The U.S. Food and Drug Administration (FDA) has lifted its risk evaluation and mitigation strategy (REMS) certification requirement for erythropoiesis-stimulating agents (ESAs), specifically epoetin alfa and darbepoetin alfa, for anemia related to myelosuppressive chemotherapy. The drugs are approved for anemia resulting from chronic kidney disease, chemotherapy, certain HIV treatments, and reduction in the number of blood transfusions during and after certain major surgeries.
“The appropriate use of ESAs is supported by the Centers for Medicare and Medicaid Services’ (CMS) National Coverage Determination, the American Society of Clinical Oncology, and the American Society of Hematology clinical guidelines, which are evidence-based guidelines intended to provide a basis for the standard of care in clinical oncology,” the FDA said in a statement about this revision.
The FDA issued the REMS requirement in 2010 to mitigate the risks of adverse events (AEs) associated with ESAs that were identified in pivotal clinical trials, including a shorter overall survival (OS) and/or increased risk of progression or recurrence in patients with breast cancer, non-small cell lung cancer, head and neck cancer, lymphoid cancer, and cervical cancer. Under this program, providers and hospitals were required to become certified in the ESA REMS, provide counseling to each patient, and have each patient complete a Patient and Healthcare Provider Acknowledgment Form prior to treatment with the agents.
After conducting a REMS assessment and surveying prescribers, the FDA determined that the ESA REMS was no longer necessary to “ensure the benefits [of ESAs] outweigh the risks.” In data from 2006 to 2014, Amgen (the manufacturer of darbepoetin alfa) demonstrated a decrease in the number of patients receiving chemotherapy who warranted ESAs, suggesting a lower overall risk. In addition, trend analysis showed that the introduction of the REMS had little impact on ESA usage.

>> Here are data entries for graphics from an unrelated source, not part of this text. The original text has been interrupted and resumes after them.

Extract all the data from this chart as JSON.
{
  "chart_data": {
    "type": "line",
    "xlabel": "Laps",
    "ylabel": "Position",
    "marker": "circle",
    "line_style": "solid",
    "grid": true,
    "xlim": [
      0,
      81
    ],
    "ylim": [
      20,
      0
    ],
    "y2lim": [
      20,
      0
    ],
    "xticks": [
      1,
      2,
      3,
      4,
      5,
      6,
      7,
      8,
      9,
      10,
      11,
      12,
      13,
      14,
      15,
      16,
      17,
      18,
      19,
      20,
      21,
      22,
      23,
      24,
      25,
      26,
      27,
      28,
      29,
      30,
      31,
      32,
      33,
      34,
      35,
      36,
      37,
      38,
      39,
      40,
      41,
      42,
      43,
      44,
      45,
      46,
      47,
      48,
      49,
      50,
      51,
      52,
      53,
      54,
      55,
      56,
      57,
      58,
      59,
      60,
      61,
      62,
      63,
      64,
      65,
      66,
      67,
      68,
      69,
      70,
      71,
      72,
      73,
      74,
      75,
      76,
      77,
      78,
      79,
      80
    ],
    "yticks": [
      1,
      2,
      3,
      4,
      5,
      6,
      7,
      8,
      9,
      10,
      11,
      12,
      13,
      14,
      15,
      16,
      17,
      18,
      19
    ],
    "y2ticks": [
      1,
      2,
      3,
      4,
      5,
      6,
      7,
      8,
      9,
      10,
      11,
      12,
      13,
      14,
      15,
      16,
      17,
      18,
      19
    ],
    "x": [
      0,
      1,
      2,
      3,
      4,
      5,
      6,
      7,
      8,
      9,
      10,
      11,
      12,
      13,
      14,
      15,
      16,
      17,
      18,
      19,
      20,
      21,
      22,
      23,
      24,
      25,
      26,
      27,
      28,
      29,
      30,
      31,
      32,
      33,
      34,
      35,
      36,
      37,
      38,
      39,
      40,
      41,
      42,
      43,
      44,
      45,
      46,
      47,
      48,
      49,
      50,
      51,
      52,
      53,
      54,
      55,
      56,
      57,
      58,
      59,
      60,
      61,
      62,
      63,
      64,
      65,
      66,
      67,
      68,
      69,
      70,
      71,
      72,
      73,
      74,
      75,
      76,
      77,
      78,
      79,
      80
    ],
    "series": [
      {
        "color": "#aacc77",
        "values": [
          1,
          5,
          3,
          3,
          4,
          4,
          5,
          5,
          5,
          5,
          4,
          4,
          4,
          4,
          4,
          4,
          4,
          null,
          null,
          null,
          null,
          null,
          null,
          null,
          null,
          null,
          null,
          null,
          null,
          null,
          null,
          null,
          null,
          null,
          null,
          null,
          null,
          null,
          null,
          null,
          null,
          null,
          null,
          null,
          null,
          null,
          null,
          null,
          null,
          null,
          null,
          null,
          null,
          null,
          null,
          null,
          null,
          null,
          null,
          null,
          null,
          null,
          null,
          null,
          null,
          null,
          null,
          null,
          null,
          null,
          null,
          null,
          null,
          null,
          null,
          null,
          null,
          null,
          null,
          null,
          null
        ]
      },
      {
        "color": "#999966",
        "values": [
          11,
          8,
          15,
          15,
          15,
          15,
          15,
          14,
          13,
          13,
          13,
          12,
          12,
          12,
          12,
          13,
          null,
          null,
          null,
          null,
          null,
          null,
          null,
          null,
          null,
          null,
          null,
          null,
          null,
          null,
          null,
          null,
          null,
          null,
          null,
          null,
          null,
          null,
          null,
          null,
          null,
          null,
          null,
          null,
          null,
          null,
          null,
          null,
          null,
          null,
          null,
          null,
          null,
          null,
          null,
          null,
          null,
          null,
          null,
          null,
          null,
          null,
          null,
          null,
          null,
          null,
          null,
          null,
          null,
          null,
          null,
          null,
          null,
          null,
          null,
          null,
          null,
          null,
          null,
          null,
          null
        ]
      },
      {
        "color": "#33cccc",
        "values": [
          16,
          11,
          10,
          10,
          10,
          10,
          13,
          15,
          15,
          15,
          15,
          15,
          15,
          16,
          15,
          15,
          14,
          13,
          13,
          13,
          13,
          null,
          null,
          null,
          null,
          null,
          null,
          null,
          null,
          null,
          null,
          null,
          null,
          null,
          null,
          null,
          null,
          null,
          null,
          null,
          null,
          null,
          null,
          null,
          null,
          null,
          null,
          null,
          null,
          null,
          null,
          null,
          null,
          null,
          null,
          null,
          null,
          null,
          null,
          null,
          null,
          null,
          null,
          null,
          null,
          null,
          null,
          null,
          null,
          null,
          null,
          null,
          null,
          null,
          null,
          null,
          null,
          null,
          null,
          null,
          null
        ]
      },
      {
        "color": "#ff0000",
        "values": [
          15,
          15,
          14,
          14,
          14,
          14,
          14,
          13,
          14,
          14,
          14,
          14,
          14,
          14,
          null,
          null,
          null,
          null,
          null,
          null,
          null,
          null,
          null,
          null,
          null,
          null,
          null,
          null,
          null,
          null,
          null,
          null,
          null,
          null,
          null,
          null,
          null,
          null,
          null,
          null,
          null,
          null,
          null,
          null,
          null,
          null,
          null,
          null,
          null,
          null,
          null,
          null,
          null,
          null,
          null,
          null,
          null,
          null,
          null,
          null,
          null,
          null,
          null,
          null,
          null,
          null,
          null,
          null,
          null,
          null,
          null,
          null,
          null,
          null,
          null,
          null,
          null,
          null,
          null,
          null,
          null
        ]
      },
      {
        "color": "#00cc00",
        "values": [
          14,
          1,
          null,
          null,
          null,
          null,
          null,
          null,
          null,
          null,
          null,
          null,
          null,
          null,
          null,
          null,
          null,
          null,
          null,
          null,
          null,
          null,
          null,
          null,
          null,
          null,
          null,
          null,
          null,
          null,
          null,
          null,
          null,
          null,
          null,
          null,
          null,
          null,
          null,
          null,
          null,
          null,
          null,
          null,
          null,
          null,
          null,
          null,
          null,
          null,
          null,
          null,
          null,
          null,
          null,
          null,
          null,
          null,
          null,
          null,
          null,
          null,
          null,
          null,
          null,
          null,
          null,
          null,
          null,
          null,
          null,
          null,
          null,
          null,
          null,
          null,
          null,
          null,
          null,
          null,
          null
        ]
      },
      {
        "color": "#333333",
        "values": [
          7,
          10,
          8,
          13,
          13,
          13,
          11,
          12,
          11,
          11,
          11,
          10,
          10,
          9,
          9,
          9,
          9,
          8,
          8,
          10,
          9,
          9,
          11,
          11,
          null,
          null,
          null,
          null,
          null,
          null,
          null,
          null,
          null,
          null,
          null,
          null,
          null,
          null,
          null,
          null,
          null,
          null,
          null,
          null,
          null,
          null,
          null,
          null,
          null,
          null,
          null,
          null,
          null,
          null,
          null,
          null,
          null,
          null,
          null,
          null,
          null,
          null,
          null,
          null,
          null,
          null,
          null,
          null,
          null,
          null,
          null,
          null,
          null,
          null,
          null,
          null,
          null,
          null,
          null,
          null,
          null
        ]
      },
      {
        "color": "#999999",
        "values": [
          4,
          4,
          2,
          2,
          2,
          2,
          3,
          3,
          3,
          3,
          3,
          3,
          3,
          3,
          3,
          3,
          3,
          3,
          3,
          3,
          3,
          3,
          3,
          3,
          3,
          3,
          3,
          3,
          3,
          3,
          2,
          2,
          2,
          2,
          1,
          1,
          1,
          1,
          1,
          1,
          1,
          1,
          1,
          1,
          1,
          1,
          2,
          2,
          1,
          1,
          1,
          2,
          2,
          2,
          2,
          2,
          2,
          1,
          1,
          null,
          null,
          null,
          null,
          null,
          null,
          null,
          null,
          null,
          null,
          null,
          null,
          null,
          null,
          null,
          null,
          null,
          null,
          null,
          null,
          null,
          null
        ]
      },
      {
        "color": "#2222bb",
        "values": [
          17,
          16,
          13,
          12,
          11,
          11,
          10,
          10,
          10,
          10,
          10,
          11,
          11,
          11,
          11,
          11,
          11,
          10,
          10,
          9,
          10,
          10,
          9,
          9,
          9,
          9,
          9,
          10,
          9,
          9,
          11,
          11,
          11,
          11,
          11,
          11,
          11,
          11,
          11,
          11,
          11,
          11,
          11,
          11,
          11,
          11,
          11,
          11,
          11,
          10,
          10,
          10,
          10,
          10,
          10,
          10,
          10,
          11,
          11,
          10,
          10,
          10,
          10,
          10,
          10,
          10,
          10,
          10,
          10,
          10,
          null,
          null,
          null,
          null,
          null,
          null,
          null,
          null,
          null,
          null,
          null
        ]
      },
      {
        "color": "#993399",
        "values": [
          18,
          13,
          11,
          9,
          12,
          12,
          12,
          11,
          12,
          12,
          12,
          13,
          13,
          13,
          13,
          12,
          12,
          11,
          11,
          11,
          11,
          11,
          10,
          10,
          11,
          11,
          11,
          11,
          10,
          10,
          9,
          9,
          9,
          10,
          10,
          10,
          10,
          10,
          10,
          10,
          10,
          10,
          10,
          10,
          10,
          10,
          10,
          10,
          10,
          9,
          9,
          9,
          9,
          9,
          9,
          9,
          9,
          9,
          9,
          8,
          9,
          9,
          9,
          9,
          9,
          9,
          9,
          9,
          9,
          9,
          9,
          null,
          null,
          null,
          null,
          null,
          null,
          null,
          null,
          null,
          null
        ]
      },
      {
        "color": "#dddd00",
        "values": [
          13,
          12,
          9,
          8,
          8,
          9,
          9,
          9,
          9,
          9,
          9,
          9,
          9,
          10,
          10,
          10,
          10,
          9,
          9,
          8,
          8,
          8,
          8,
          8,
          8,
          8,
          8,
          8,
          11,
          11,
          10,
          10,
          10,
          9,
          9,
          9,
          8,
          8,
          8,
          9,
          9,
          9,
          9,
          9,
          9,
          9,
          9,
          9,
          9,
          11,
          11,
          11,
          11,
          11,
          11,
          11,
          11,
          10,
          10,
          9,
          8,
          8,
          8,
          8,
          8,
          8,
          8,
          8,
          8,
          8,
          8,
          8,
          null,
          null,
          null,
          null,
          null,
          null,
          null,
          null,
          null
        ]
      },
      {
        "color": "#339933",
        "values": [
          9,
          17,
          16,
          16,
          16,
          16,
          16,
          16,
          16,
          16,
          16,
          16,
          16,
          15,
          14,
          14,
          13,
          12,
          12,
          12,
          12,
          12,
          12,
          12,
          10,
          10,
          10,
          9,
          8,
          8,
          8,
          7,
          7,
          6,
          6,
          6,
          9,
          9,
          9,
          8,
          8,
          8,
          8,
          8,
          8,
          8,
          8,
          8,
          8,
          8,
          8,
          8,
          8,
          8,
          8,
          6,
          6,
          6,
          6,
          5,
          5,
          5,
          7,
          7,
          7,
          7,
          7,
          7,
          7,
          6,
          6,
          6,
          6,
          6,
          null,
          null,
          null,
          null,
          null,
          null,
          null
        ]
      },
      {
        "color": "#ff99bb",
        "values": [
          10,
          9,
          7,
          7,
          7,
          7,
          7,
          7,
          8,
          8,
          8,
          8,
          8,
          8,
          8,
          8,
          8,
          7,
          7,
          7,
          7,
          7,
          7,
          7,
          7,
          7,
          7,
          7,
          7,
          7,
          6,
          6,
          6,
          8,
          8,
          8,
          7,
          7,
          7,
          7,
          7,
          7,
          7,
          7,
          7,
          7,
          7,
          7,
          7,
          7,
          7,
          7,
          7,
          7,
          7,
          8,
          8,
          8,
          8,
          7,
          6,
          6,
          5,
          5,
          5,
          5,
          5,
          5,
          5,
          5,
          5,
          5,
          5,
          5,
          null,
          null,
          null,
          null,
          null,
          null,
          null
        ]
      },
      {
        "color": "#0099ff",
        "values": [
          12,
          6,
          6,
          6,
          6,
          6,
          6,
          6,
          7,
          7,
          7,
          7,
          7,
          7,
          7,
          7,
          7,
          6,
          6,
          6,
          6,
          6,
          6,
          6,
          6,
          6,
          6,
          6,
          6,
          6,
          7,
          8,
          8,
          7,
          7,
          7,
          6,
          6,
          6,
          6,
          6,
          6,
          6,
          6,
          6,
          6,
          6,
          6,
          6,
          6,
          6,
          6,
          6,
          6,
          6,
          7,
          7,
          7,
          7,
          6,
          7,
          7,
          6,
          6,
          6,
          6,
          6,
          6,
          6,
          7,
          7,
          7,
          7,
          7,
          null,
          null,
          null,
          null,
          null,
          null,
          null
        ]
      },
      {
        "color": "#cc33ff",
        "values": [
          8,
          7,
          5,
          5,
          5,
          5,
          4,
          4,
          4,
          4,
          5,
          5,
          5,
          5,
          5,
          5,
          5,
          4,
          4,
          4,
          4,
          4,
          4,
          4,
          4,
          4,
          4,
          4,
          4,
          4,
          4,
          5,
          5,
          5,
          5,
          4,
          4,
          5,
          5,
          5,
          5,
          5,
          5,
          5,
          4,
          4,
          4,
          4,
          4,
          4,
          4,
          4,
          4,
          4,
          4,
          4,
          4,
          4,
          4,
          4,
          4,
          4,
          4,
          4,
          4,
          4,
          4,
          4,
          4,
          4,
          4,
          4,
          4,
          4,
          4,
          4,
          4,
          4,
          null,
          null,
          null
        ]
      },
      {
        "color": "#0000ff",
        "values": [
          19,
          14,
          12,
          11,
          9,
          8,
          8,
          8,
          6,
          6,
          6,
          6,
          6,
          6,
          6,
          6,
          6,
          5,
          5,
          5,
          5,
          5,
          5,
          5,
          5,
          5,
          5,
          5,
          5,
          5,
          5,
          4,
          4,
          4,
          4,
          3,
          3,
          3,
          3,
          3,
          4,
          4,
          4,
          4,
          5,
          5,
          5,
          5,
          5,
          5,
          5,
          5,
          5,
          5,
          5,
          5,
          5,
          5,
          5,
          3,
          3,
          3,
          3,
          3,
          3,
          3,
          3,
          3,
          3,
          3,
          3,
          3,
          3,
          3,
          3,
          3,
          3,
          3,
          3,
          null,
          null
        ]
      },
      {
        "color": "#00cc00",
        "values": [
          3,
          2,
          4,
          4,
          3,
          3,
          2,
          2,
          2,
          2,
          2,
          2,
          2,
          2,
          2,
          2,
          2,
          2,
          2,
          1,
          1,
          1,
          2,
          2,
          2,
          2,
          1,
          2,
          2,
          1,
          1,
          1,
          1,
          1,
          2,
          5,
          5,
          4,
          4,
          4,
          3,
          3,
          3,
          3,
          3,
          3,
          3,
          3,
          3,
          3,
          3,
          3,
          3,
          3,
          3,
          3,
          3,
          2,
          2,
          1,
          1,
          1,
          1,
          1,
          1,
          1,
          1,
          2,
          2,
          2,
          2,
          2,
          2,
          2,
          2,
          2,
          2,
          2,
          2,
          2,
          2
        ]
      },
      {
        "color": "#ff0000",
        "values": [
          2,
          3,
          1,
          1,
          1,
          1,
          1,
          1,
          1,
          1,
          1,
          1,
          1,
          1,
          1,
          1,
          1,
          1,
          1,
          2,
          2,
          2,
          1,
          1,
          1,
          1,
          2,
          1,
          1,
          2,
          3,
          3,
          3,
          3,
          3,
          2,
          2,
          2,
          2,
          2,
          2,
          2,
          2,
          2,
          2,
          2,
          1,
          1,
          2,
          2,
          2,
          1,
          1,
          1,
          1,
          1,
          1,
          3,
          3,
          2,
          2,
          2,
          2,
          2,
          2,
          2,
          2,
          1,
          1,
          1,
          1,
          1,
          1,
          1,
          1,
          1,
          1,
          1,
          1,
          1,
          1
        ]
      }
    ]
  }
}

“The prescribing information continues to note an increased risk of tumor progression or recurrence, as well as death, myocardial infarction, stroke, venous thromboembolism, and thrombosis of vascular access,” the FDA cautioned. The labels for both treatments note that they should only be used with myelosuppressive chemotherapy when at least 2 months of treatment with chemotherapy are planned. The agents also should not be used in combination with hormonal agents, biologic products, or radiotherapy, unless the patient is also receiving myelosuppressive chemotherapy.